I’m very excited that my journal article ‘“We’re full”: Capacity, Finitude, and British Landscapes, 1945‐1979’ has been published today in the Australian Journal of Politics and History.
This article synthesises ideas from two conference papers; one I presented at a collaborative symposium between the University of Melbourne, University of Glasgow, and University of Tianjin on “Town and Country in Historical Perspective” in 2016; and a more theoretically developed version with more focus on Powellite rhetoric, at the Australasian Association for European History conference hosted by Monash University in 2017.
The article forms part of a special issue arising from the conference programme, edited by Elizabeth Roberts-Pedersen and Andrew Webber, and it is an extremely well curated lineup of articles. It is especially exciting to have my article appear alongside one by Tony Ballantyne, which was based on his fascinating keynote presentation “Entanglements and Disentanglements: Thinking Historiographically About Britain, Empire, and Europe in the Context of Brexit.”
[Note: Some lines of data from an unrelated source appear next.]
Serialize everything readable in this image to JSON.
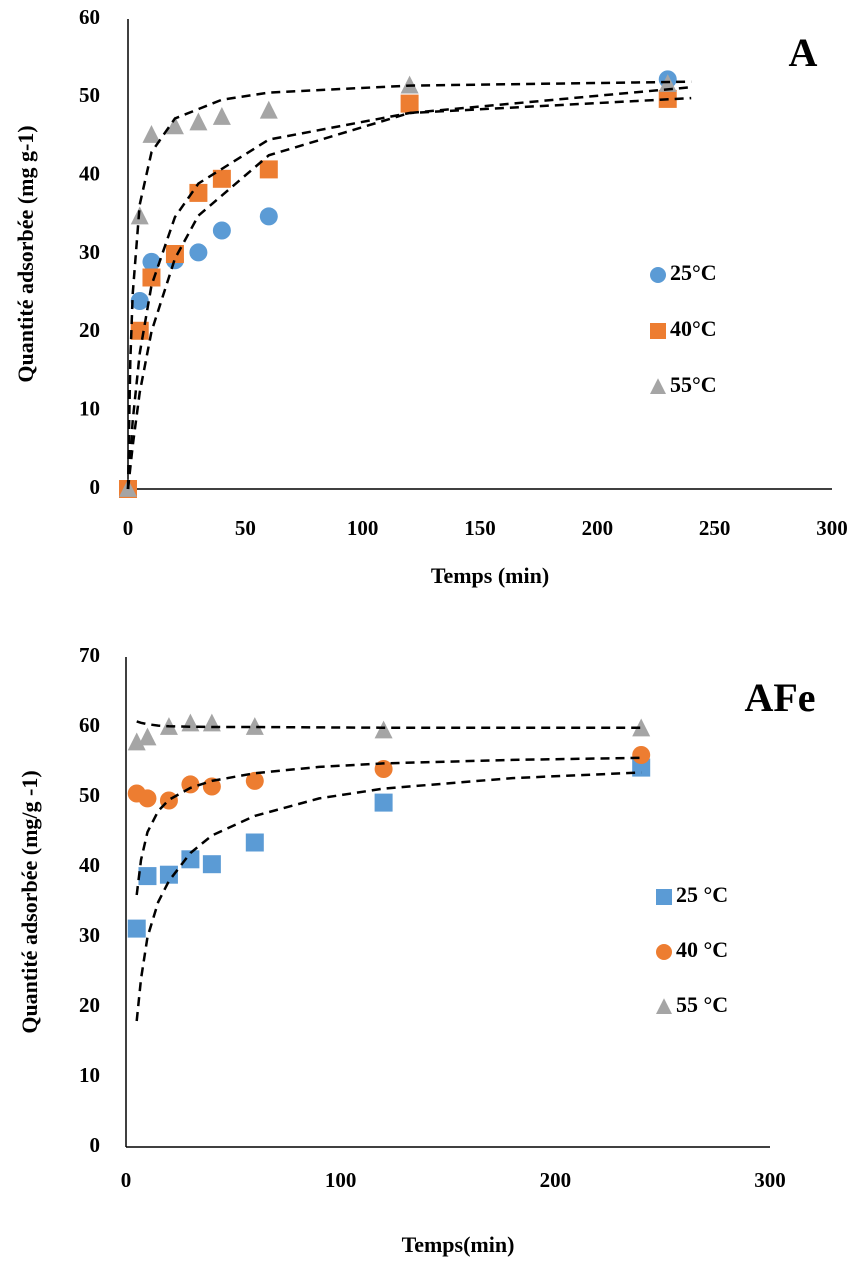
{
  "chart_data": [
    {
      "type": "scatter",
      "title": "A",
      "xlabel": "Temps (min)",
      "ylabel": "Quantité adsorbée (mg g-1)",
      "xlim": [
        0,
        300
      ],
      "ylim": [
        0,
        60
      ],
      "xticks": [
        0,
        50,
        100,
        150,
        200,
        250,
        300
      ],
      "yticks": [
        0,
        10,
        20,
        30,
        40,
        50,
        60
      ],
      "legend": "right",
      "grid": false,
      "series": [
        {
          "name": "25°C",
          "color": "#5b9bd5",
          "marker": "circle",
          "x": [
            0,
            5,
            10,
            20,
            30,
            40,
            60,
            230
          ],
          "values": [
            0,
            24,
            29,
            29.2,
            30.2,
            33,
            34.8,
            52.3
          ]
        },
        {
          "name": "40°C",
          "color": "#ed7d31",
          "marker": "square",
          "x": [
            0,
            5,
            10,
            20,
            30,
            40,
            60,
            120,
            230
          ],
          "values": [
            0,
            20.2,
            27,
            30,
            37.8,
            39.6,
            40.8,
            49.2,
            49.8
          ]
        },
        {
          "name": "55°C",
          "color": "#a5a5a5",
          "marker": "triangle",
          "x": [
            0,
            5,
            10,
            20,
            30,
            40,
            60,
            120,
            230
          ],
          "values": [
            0,
            34.8,
            45.2,
            46.3,
            46.8,
            47.5,
            48.3,
            51.5,
            51.7
          ]
        }
      ],
      "fit_color": "#000000",
      "fits": [
        {
          "x": [
            0,
            1,
            2,
            5,
            10,
            20,
            40,
            60,
            120,
            240
          ],
          "values": [
            0,
            16.3,
            24.9,
            36.3,
            43,
            47.3,
            49.7,
            50.6,
            51.5,
            52
          ]
        },
        {
          "x": [
            0,
            2,
            5,
            10,
            20,
            30,
            60,
            120,
            240
          ],
          "values": [
            0,
            8.7,
            17.3,
            26,
            34.7,
            39,
            44.6,
            48,
            49.9
          ]
        },
        {
          "x": [
            0,
            2,
            5,
            10,
            20,
            30,
            60,
            120,
            240
          ],
          "values": [
            0,
            5.5,
            12.3,
            20.1,
            29.4,
            34.9,
            42.6,
            48,
            51.3
          ]
        }
      ]
    },
    {
      "type": "scatter",
      "title": "AFe",
      "xlabel": "Temps(min)",
      "ylabel": "Quantité adsorbée (mg/g -1)",
      "xlim": [
        0,
        300
      ],
      "ylim": [
        0,
        70
      ],
      "xticks": [
        0,
        100,
        200,
        300
      ],
      "yticks": [
        0,
        10,
        20,
        30,
        40,
        50,
        60,
        70
      ],
      "legend": "right",
      "grid": false,
      "series": [
        {
          "name": "25 °C",
          "color": "#5b9bd5",
          "marker": "square",
          "x": [
            5,
            10,
            20,
            30,
            40,
            60,
            120,
            240
          ],
          "values": [
            31.2,
            38.7,
            38.9,
            41.1,
            40.4,
            43.5,
            49.2,
            54.2
          ]
        },
        {
          "name": "40 °C",
          "color": "#ed7d31",
          "marker": "circle",
          "x": [
            5,
            10,
            20,
            30,
            40,
            60,
            120,
            240
          ],
          "values": [
            50.5,
            49.8,
            49.5,
            51.8,
            51.5,
            52.3,
            54,
            56
          ]
        },
        {
          "name": "55 °C",
          "color": "#a5a5a5",
          "marker": "triangle",
          "x": [
            5,
            10,
            20,
            30,
            40,
            60,
            120,
            240
          ],
          "values": [
            57.8,
            58.5,
            60,
            60.5,
            60.5,
            60,
            59.5,
            59.8
          ]
        }
      ],
      "fit_color": "#000000",
      "fits": [
        {
          "x": [
            5,
            7,
            10,
            15,
            20,
            30,
            40,
            60,
            90,
            120,
            180,
            240
          ],
          "values": [
            18,
            24,
            30,
            35,
            38,
            42,
            44.5,
            47.3,
            49.8,
            51.2,
            52.7,
            53.5
          ]
        },
        {
          "x": [
            5,
            7,
            10,
            15,
            20,
            30,
            40,
            60,
            90,
            120,
            180,
            240
          ],
          "values": [
            36,
            41,
            45,
            48,
            49.6,
            51.3,
            52.3,
            53.4,
            54.3,
            54.8,
            55.3,
            55.6
          ]
        },
        {
          "x": [
            5,
            7,
            10,
            15,
            20,
            30,
            40,
            60,
            90,
            120,
            180,
            240
          ],
          "values": [
            60.8,
            60.6,
            60.4,
            60.2,
            60.1,
            60.05,
            60,
            60,
            59.95,
            59.9,
            59.9,
            59.9
          ]
        }
      ]
    }
  ]
}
The abstract of my article is as follows:
The language of urban fullness and finitude has long had an active life in British politics and popular culture. After 1945, however, ideas of the finite, overspilling British city, teeming with inert masses of working‐class people, drove the development of paternalistic state urban reconstruction and new town programmes. More infamously, post‐war immigration anxieties often used a sinister metaphorical language of flooding and drowning to describe the arrival of people from Commonwealth countries as catastrophic. Despite this shared conceptualisation of British landscapes as finite, embattled, inert spaces, the interrelationships between these ideas of “human floods” have largely been treated separately by historians. This article proposes that these histories can be traced in terms of their shared cultural logic of landscape finitude and capacity, as part of a post‐imperial reimagining of heritage and national identity. Through reading representations of post‐war immigration and urban overcrowding together, a wider preservationist political logic can be seen entrenching and defending ideas of urban and national finitude against a range of post‐imperial ideological and demographic change. Through tracing symbolic representations of borders and population fullness, this paper gestures towards a more integrated history of post‐imperial landscape politics and their role in shaping policies and practices of exclusion in post‐war Britain.
It forms the first step towards a wider project which will hopefully develop into a postdoctoral fellowship and/or a second monograph.